Um bom batuque não tem idade

Itapoã promove oficinas de percussão para idosos com aulas gratuitas

Por Mayariane Castro

Projeto é gratuito, e voltado para quem tem mais de 60 anos

O projeto Avóz dos Tambores iniciou uma nova edição de oficinas gratuitas de percussão destinadas a pessoas com 60 anos ou mais na região do Itapoã. As atividades ocorrem às quintas-feiras, a partir das 15h, no Kanzuá do Batukenjé, localizado no Del Lago. As inscrições permanecem abertas até o preenchimento das vagas e podem ser feitas presencialmente no local.

As aulas começaram em 16 de abril e seguem por um período de cinco meses, com encontros semanais de uma hora e meia. Ao todo, o ciclo formativo prevê 20 encontros. A iniciativa é financiada pelo Fundo de Apoio à Cultura do Distrito Federal, por meio da Secretaria de Cultura e Economia Criativa do Distrito Federal.

A proposta do projeto é oferecer atividades de formação musical com foco na prática coletiva da percussão. As oficinas são conduzidas pelo arte-educador Célio Zidório, que trabalha ritmos associados a manifestações da cultura popular brasileira. As aulas incluem exercícios em grupo e individuais, além de ensaios voltados a uma apresentação final aberta à comunidade.

De acordo com a organização, a metodologia adotada parte das referências musicais dos próprios participantes. As atividades incluem práticas de escuta, execução de diferentes instrumentos de percussão e momentos de troca entre os integrantes. Também são realizadas rodas de conversa para contextualizar os ritmos trabalhados, considerando aspectos históricos, sociais e culturais.

Acesso a idosos

O projeto foi estruturado a partir de ações socioculturais desenvolvidas na região desde 2020. A iniciativa busca ampliar o acesso de pessoas idosas a atividades culturais e educativas, além de incentivar a participação desse público em espaços coletivos. A proposta considera o crescimento da população idosa no país e a necessidade de políticas voltadas a esse grupo.

Segundo o Instituto Brasileiro de Geografia e Estatística, a população com 60 anos ou mais tem apresentado aumento contínuo no Brasil nas últimas décadas. Projeções indicam que esse grupo deve ultrapassar 30 milhões de pessoas nos próximos anos, o que amplia a demanda por iniciativas de inclusão social e cultural.

O Avóz dos Tambores também prevê uma apresentação de encerramento com os participantes das oficinas. O evento será aberto ao público e marcará a conclusão das atividades desenvolvidas ao longo do período.

Sonoridades

Durante os encontros, os participantes têm contato com diferentes sonoridades da percussão brasileira. A proposta não se restringe a um único instrumento, buscando apresentar múltiplas possibilidades dentro do campo musical. As atividades incluem ainda momentos de criação coletiva e prática rítmica.

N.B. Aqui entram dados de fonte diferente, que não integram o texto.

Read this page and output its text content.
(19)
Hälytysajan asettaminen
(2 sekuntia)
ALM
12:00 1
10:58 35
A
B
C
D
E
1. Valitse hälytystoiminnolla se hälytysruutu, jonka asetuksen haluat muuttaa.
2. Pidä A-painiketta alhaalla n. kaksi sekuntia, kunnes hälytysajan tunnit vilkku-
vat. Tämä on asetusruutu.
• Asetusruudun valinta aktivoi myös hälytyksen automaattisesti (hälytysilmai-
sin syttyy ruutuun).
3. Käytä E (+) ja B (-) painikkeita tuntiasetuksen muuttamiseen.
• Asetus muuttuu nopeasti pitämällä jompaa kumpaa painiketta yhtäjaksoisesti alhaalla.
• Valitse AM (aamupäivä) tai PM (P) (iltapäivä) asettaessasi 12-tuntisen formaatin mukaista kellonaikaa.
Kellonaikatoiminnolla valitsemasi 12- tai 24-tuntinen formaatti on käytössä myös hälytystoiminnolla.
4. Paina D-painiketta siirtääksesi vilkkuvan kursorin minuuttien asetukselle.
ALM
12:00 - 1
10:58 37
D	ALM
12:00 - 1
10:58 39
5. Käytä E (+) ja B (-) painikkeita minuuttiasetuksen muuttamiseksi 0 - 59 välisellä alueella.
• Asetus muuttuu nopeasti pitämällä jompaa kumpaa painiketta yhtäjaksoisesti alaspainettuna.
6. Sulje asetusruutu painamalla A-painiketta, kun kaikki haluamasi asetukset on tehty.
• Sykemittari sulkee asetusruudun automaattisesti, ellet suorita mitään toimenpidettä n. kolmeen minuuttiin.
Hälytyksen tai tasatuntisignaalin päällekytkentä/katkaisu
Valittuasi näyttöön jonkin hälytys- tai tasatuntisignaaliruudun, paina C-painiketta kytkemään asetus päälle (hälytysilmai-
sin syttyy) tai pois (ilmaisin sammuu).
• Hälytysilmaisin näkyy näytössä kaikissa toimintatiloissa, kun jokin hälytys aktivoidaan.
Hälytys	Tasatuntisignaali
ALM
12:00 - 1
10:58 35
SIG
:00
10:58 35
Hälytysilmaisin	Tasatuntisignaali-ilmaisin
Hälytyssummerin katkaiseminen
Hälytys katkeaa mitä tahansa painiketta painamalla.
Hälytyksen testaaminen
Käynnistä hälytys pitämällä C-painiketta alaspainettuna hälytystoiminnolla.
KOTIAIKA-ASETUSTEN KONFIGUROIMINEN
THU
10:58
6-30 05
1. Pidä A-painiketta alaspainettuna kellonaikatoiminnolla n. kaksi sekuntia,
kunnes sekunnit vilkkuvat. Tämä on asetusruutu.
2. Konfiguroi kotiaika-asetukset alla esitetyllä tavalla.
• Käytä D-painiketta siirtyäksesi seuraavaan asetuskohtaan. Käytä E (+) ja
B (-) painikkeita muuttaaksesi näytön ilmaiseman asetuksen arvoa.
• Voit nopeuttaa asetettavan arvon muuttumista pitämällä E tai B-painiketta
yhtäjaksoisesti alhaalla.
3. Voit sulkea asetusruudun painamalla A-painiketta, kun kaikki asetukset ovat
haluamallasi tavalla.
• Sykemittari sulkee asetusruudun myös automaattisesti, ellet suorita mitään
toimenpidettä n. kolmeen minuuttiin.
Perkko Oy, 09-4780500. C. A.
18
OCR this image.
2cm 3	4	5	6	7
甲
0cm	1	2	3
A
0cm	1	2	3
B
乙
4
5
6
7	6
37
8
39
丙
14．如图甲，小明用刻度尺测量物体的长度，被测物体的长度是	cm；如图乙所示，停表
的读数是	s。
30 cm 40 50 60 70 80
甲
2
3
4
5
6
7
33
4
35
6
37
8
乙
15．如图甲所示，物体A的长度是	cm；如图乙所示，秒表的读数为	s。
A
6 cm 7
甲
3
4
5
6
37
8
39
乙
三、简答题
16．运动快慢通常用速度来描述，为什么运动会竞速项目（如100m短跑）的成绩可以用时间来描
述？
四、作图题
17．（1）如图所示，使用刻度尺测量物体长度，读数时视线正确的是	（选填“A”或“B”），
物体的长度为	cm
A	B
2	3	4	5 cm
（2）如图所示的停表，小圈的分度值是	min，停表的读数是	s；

De acordo com o coordenador das oficinas, o trabalho considera as experiências prévias dos participantes como ponto de partida para o aprendizado. A condução das aulas prioriza a construção conjunta das atividades, a partir das referências trazidas pelo grupo.

Para Célio Zidório, arte-educador do projeto, a proposta do projeto está diretamente ligada à escuta e ao reconhecimento das trajetórias dos participantes. “A gente não chega aqui para ensinar do zero, mas para construir junto. Cada pessoa já traz uma história, um ritmo, uma memória. A percussão entra como esse lugar de encontro, de troca e de alegria, onde todo mundo pode se expressar e se sentir parte”, afirma mestre Celín du Batuk do Batukenjé, como é conhecido.

O projeto mantém inscrições abertas diretamente no local das aulas. Não há cobrança de taxa para participação. A organização informa que as vagas são limitadas e preenchidas por ordem de inscrição. A iniciativa integra um conjunto de ações culturais voltadas ao território do Itapoã e regiões próximas. Ao final do ciclo, os organizadores pretendem reunir os participantes em uma atividade coletiva que sintetize os conteúdos trabalhados durante as oficinas.